Plötzlich, als ich mich etwas umdrehte, meinte ich einen weißen Streifen wahrzunehmen, der sich an der am Grab entgegengesetzten Seite des Friedhofes zwischen zwei dunklen Eibenbäumen zu bewegen schien. Zu gleicher Zeit löste sich von der Seite her, wo der Professor gestanden hatte, eine Gestalt aus dem Schatten los und eilte auf das weiße Gespenst zu. Auch ich ging näher heran. Ich hatte zwei Grabsteine und umgitterte Gräber zu umgehen und stolperte über die Hügel. Der Himmel war überzogen, und irgendwo, weit draußen, ließ ein Hahn seinen Schrei ertönen. Etwas weiter unten, einer Reihe zerstreuter Wacholderbäume entlang, die den Weg einsäumten, huschte eine weiße, schlanke Gestalt auf das Grab zu. Dieses war hinter Bäumen verborgen, ich konnte deshalb nicht bemerken, wo die Gestalt verschwand. Ich hörte das Geräusch wirklicher Bewegung aus der Richtung her, wo ich das Gespenst zuerst gesehen hatte. Als ich darauf zuging, traf ich den Professor, der in den Armen ein kleines Kind trug. Als er mich erblickte, hielt er mir das Kind entgegen und sagte:

»Sind Sie nun zufrieden?«

»Nein!« sagte ich in ziemlich verletzenden Tone, der mir selbst auffiel.

»Sehen Sie denn das Kind nicht?«

»Allerdings, es ist ein Kind, aber wer hat es hierher gebracht? Und ist es denn verletzt?« fragte ich.

»Wir wollen sehen«, erwiderte der Professor. Unwillkürlich nahmen wir die Richtung gegen den Ausgang des Friedhofes, wobei er sorgfältig das schlafende Kind trug.

Nachdem wir uns etwas entfernt hatten, begaben wir uns in ein Gebüsch und untersuchten beim Scheine eines Streichholzes die Kehle des Kleinen. Sie zeigte nicht die geringste Wunde oder Narbe.

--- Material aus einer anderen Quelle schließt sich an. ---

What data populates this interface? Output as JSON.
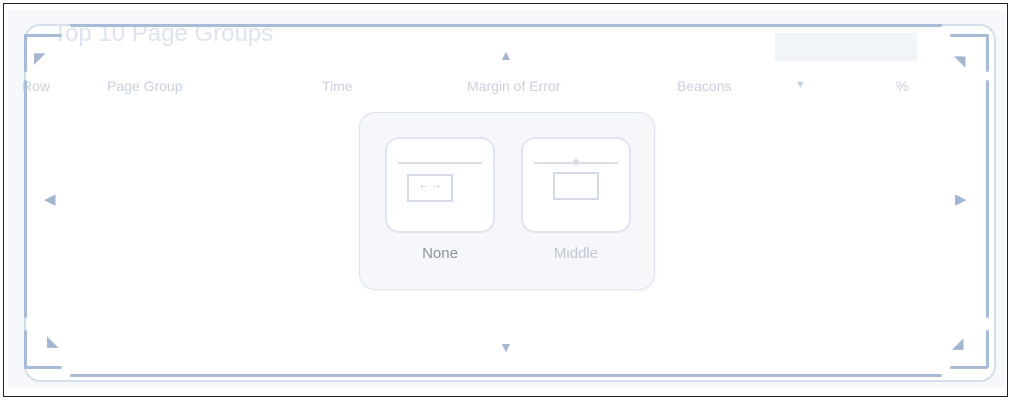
{
  "widget": {
    "title": "Top 10 Page Groups",
    "columns": [
      "Row",
      "Page Group",
      "Time",
      "Margin of Error",
      "Beacons",
      "▼",
      "%"
    ]
  },
  "alignment_picker": {
    "options": [
      {
        "label": "None",
        "arrows": "← →",
        "icon": "no-alignment-icon"
      },
      {
        "label": "Middle",
        "icon": "middle-alignment-icon"
      }
    ]
  },
  "frame": {
    "arrows": {
      "up": "▲",
      "down": "▼",
      "left": "◀",
      "right": "▶"
    },
    "corners": {
      "top_left": "◤",
      "top_right": "◥",
      "bottom_left": "◣",
      "bottom_right": "◢"
    }
  },
  "colors": {
    "frame": "#a9bcd7",
    "faded_text": "#c9d1de",
    "active_label": "#8a929e",
    "inactive_label": "#c2c8d2"
  }
}
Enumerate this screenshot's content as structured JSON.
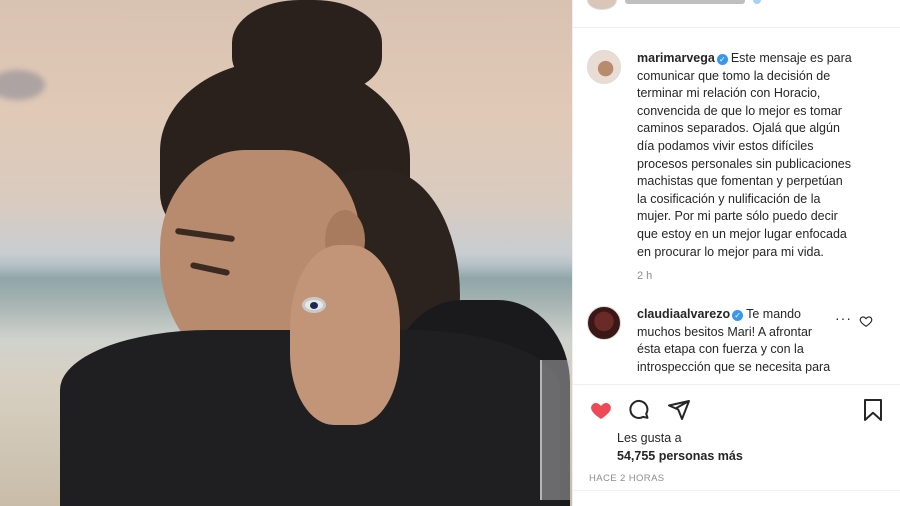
{
  "post": {
    "caption": {
      "username": "marimarvega",
      "text": "Este mensaje es para\ncomunicar que tomo la decisión de\nterminar mi relación con Horacio,\nconvencida de que lo mejor es tomar\ncaminos separados. Ojalá que algún\ndía podamos vivir estos difíciles\nprocesos personales sin publicaciones\nmachistas que fomentan y perpetúan\nla cosificación y nulificación de la\nmujer. Por mi parte sólo puedo decir\nque estoy en un mejor lugar enfocada\nen procurar lo mejor para mi vida.",
      "time": "2 h"
    },
    "reply": {
      "username": "claudiaalvarezo",
      "text": "Te mando\nmuchos besitos Mari! A afrontar\nésta etapa con fuerza y con la\nintrospección que se necesita para\ntomar grandes decisiones! Te quiero",
      "more": "···"
    },
    "likes": {
      "label": "Les gusta a",
      "count": "54,755 personas más"
    },
    "posted_ago": "HACE 2 HORAS"
  },
  "icons": {
    "like": "heart-filled-icon",
    "comment": "comment-bubble-icon",
    "share": "paper-plane-icon",
    "save": "bookmark-icon",
    "verified": "verified-badge-icon",
    "reply_like": "heart-outline-icon"
  },
  "colors": {
    "like_red": "#ed4956",
    "verified_blue": "#3897f0",
    "muted_text": "#8e8e8e"
  }
}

»Hatte ich nicht recht?« fragte ich triumphierend.

»Wir sind gerade zurecht gekommen«, sagte der Professor nachdenklich.

Wir hatten nun zu beschließen, was mit dem Kinde geschehen sollte. Wenn wir es auf einer Polizeiwache abgegeben hätten, wäre es nötig geworden, sich über die nächtliche Exkursion auszuweisen; schließlich hätten wir eben eine Geschichte erfinden müssen, wie wir zu dem Kinde gekommen waren. So beschlossen wir, es auf die Heide mitzunehmen, um es dann, wenn wir einen Polizisten kommen hörten, so hinzulegen, daß er es nicht übersehen konnte; wir wollten dann so rasch als möglich den Heimweg antreten. Alles fiel zu unserer Zufriedenheit aus. Am Rande der Hampsteader Heide vernahmen wir den schweren Schritt eines Polizisten. Wir legten das Kind auf den Weg und warteten, bis er es beim Scheine seiner hin- und herschwankenden Laterne entdeckt hatte. Wir hörten noch seinen Ausruf des Erstaunens und schlichen dann geräuschlos fort. Ein angenehmer Zufall wollte es, daß wir in der Nähe der »Spaniards« einen Wagen antrafen, mit dem wir zur Stadt fuhren.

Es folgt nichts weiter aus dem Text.